As illustrated in FIGS. 3 and 4, respirator 10 may be quickly and efficiently converted from its folded, pocket carrying configuration for wearing by opening edges 28 and 30, placing the opening over the nose, mouth and chin, slipping headbands 32, 34 over the head and shaping chevron 36 against the nose.
In FIG. 5, a schematic of layered materials illustrates, in cross-section, the final orientation of materials used in webs 14 and 16 of respirators according to the invention. In fabrication, the plies constituting the right side of the mask are die cut to shape and are superimposed on the plies constituting the left side of the mask in reverse of the sequence shown in FIG. 5, i.e., with support layers 15 in a facing relationship as shown in FIG. 2. The edges of all eight plies are then stitched together to form the vertical seam 25 and foam strip 39 is attached. The whole body of the respirator is then turned inside-out and edges 28 and 30 are then each separately wrapped with a binder material 38 and individually stitched through the binder strip.
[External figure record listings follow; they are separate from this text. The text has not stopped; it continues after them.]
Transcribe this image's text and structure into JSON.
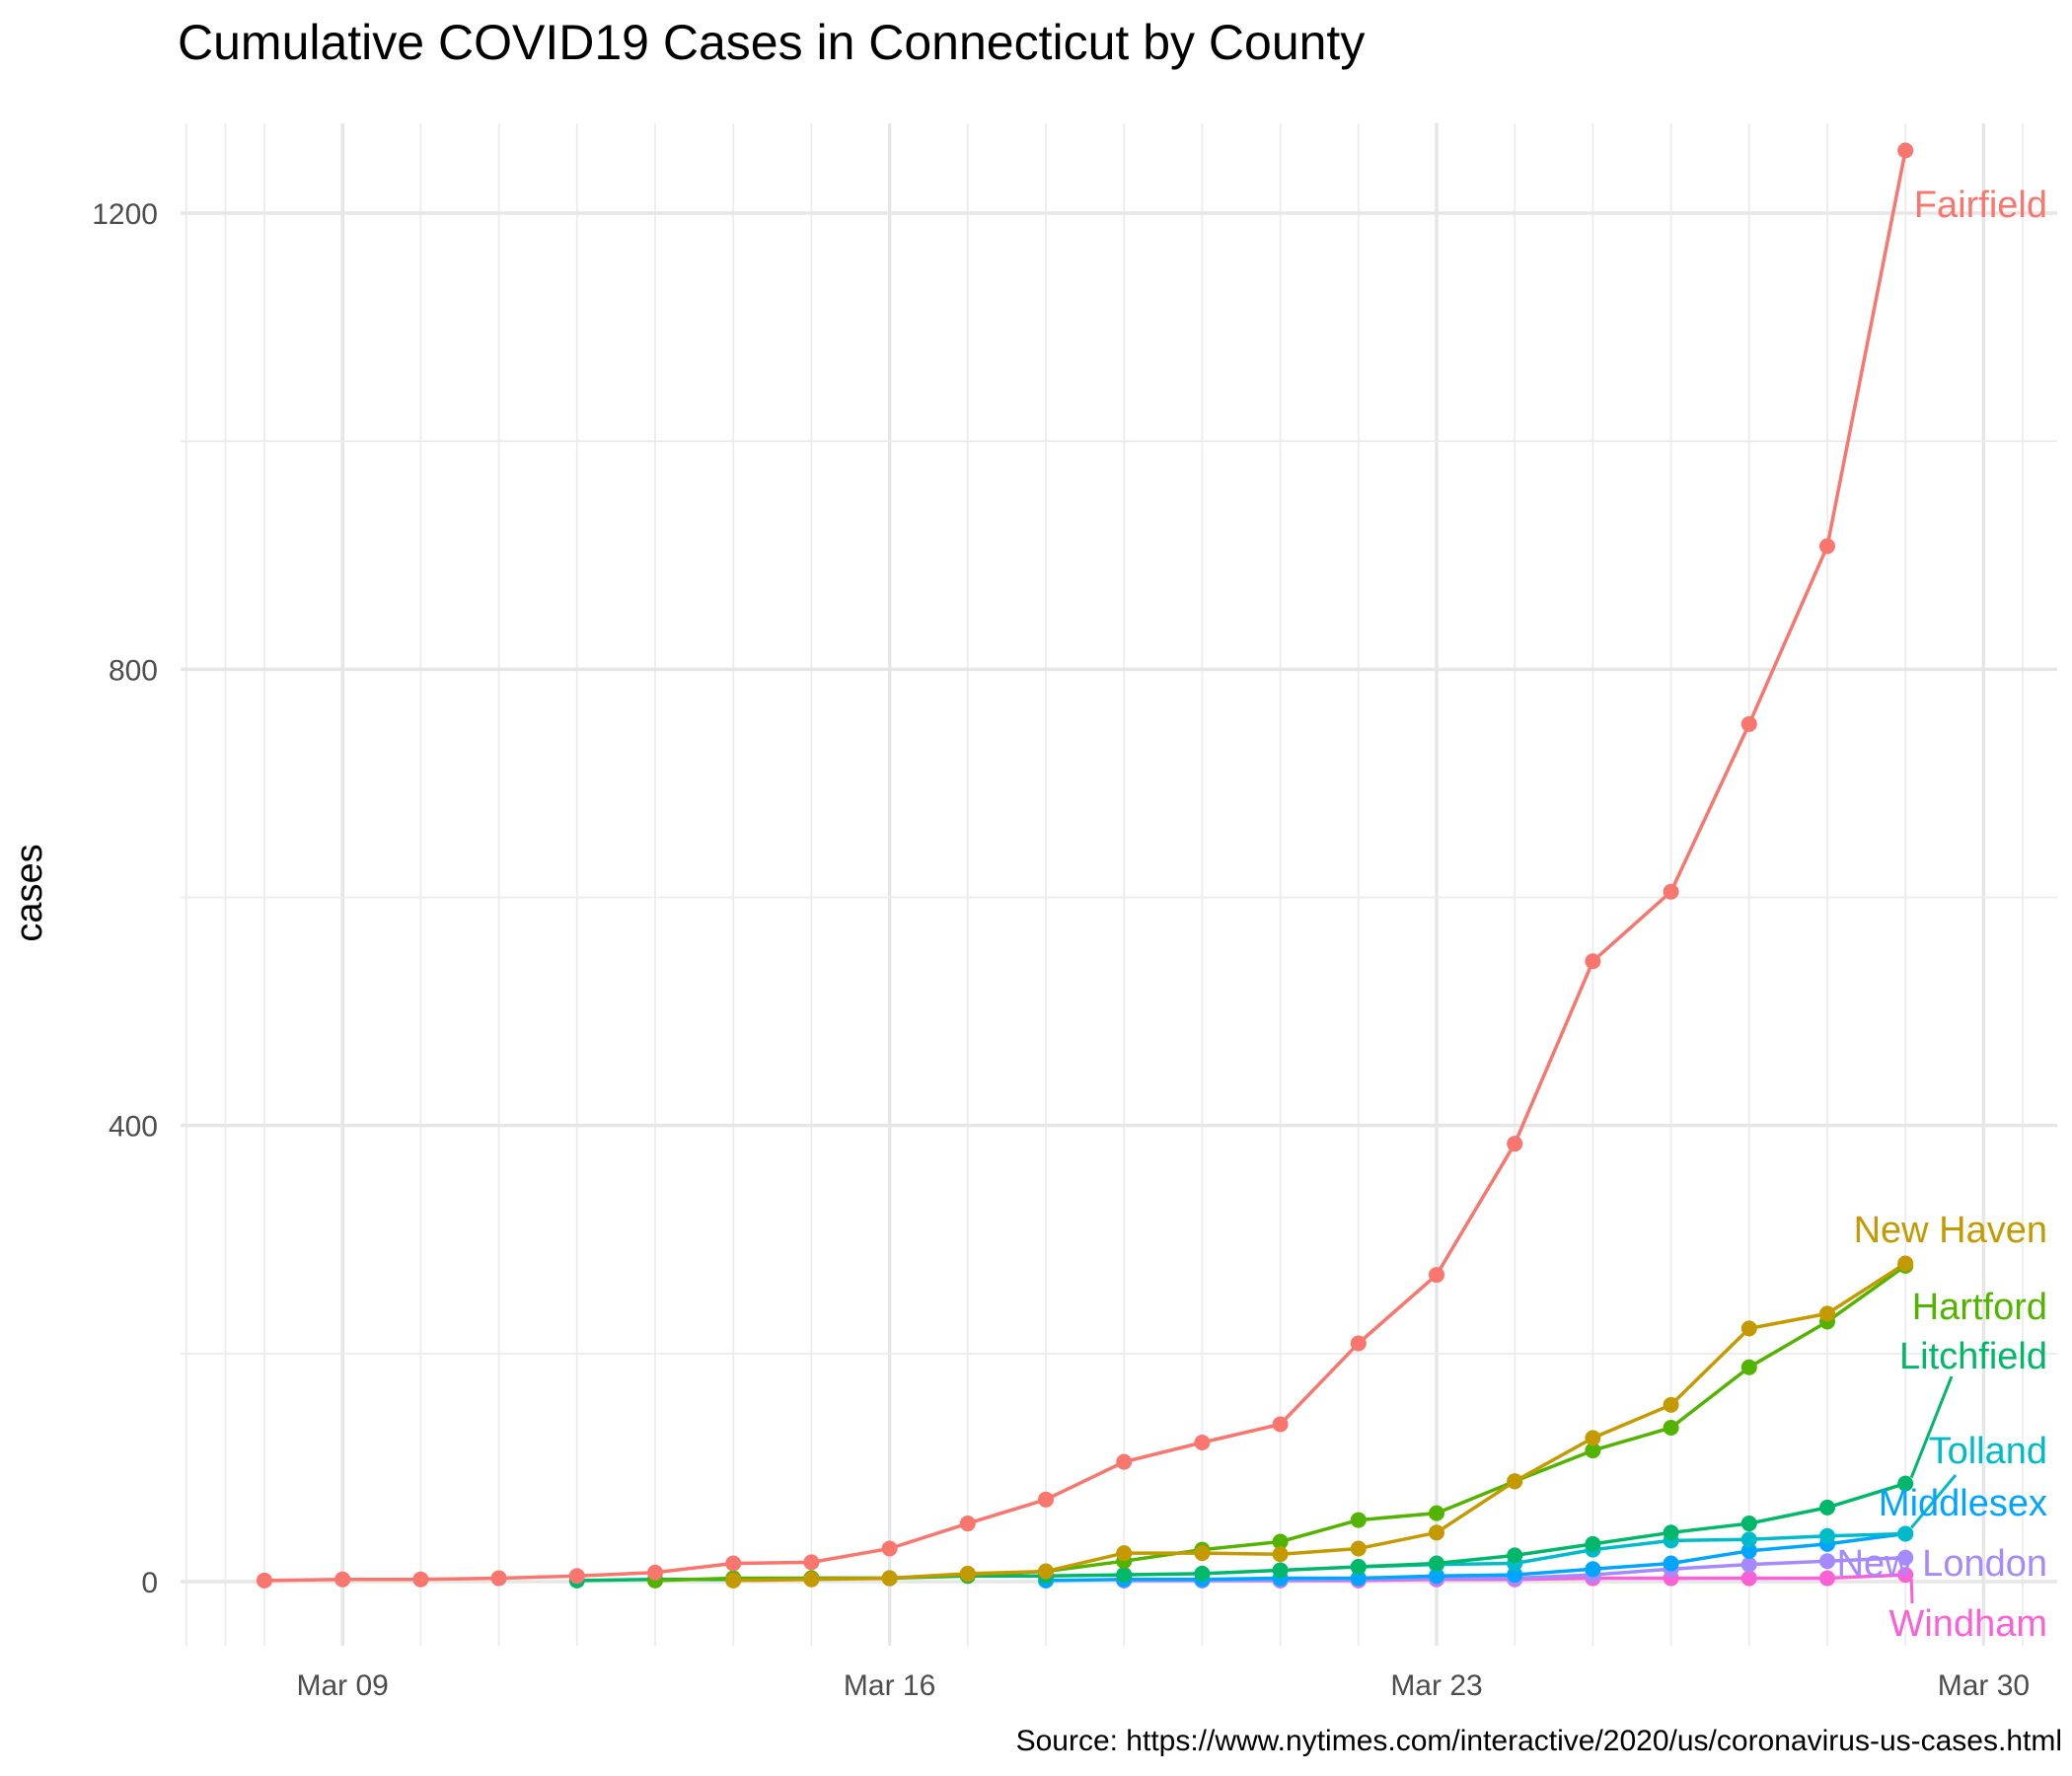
{
  "chart_data": {
    "type": "line",
    "title": "Cumulative COVID19 Cases in Connecticut by County",
    "caption": "Source: https://www.nytimes.com/interactive/2020/us/coronavirus-us-cases.html",
    "xlabel": "",
    "ylabel": "cases",
    "x": [
      "Mar 08",
      "Mar 09",
      "Mar 10",
      "Mar 11",
      "Mar 12",
      "Mar 13",
      "Mar 14",
      "Mar 15",
      "Mar 16",
      "Mar 17",
      "Mar 18",
      "Mar 19",
      "Mar 20",
      "Mar 21",
      "Mar 22",
      "Mar 23",
      "Mar 24",
      "Mar 25",
      "Mar 26",
      "Mar 27",
      "Mar 28",
      "Mar 29"
    ],
    "x_ticks": [
      "Mar 09",
      "Mar 16",
      "Mar 23",
      "Mar 30"
    ],
    "y_ticks": [
      0,
      400,
      800,
      1200
    ],
    "ylim": [
      -60,
      1310
    ],
    "grid": true,
    "legend": "none (direct labels at line ends)",
    "series": [
      {
        "name": "Fairfield",
        "color": "#F8766D",
        "values": [
          1,
          2,
          2,
          3,
          5,
          8,
          16,
          17,
          29,
          51,
          72,
          105,
          122,
          138,
          209,
          269,
          384,
          544,
          605,
          752,
          908,
          1255
        ]
      },
      {
        "name": "New Haven",
        "color": "#C49A00",
        "values": [
          null,
          null,
          null,
          null,
          null,
          null,
          1,
          2,
          3,
          7,
          9,
          25,
          25,
          24,
          29,
          43,
          88,
          126,
          155,
          222,
          235,
          279
        ]
      },
      {
        "name": "Hartford",
        "color": "#53B400",
        "values": [
          null,
          null,
          null,
          null,
          null,
          1,
          3,
          3,
          3,
          6,
          9,
          18,
          28,
          35,
          54,
          60,
          88,
          115,
          135,
          188,
          228,
          277
        ]
      },
      {
        "name": "Litchfield",
        "color": "#00B76A",
        "values": [
          null,
          null,
          null,
          null,
          1,
          2,
          2,
          3,
          3,
          5,
          5,
          6,
          7,
          10,
          13,
          16,
          23,
          33,
          43,
          51,
          65,
          86
        ]
      },
      {
        "name": "Tolland",
        "color": "#00BCCB",
        "values": [
          null,
          null,
          null,
          null,
          null,
          null,
          null,
          null,
          null,
          null,
          null,
          null,
          null,
          null,
          13,
          15,
          16,
          28,
          36,
          37,
          40,
          42
        ]
      },
      {
        "name": "Middlesex",
        "color": "#00A5FF",
        "values": [
          null,
          null,
          null,
          null,
          null,
          null,
          null,
          null,
          null,
          null,
          1,
          2,
          2,
          3,
          3,
          5,
          6,
          11,
          16,
          27,
          33,
          42
        ]
      },
      {
        "name": "New London",
        "color": "#A58AFF",
        "values": [
          null,
          null,
          null,
          null,
          null,
          null,
          null,
          null,
          null,
          null,
          null,
          1,
          1,
          1,
          2,
          3,
          3,
          6,
          11,
          15,
          18,
          21
        ]
      },
      {
        "name": "Windham",
        "color": "#FB61D7",
        "values": [
          null,
          null,
          null,
          null,
          null,
          null,
          null,
          null,
          null,
          null,
          null,
          1,
          1,
          1,
          1,
          2,
          2,
          3,
          3,
          3,
          3,
          6
        ]
      }
    ]
  }
}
The vertical seam of the respirator described herein has been found to be significantly superior to fold-flat respirators having horizontal seams, as exemplified by that disclosed in U.K. Pat. No. 1,588,442, in terms of its ability to conform to the contours of the user's face. That advantage, in turn, provides a superior seal with the face and superior comfort.
Those skilled in the art will readily appreciate that there are various other modifications and adaptations of the precise forms of the invention here shown which may suit particular requirements. Accordingly, the foregoing illustrations are not to be interpreted as restrictive of the invention beyond that necessitated by the following claims.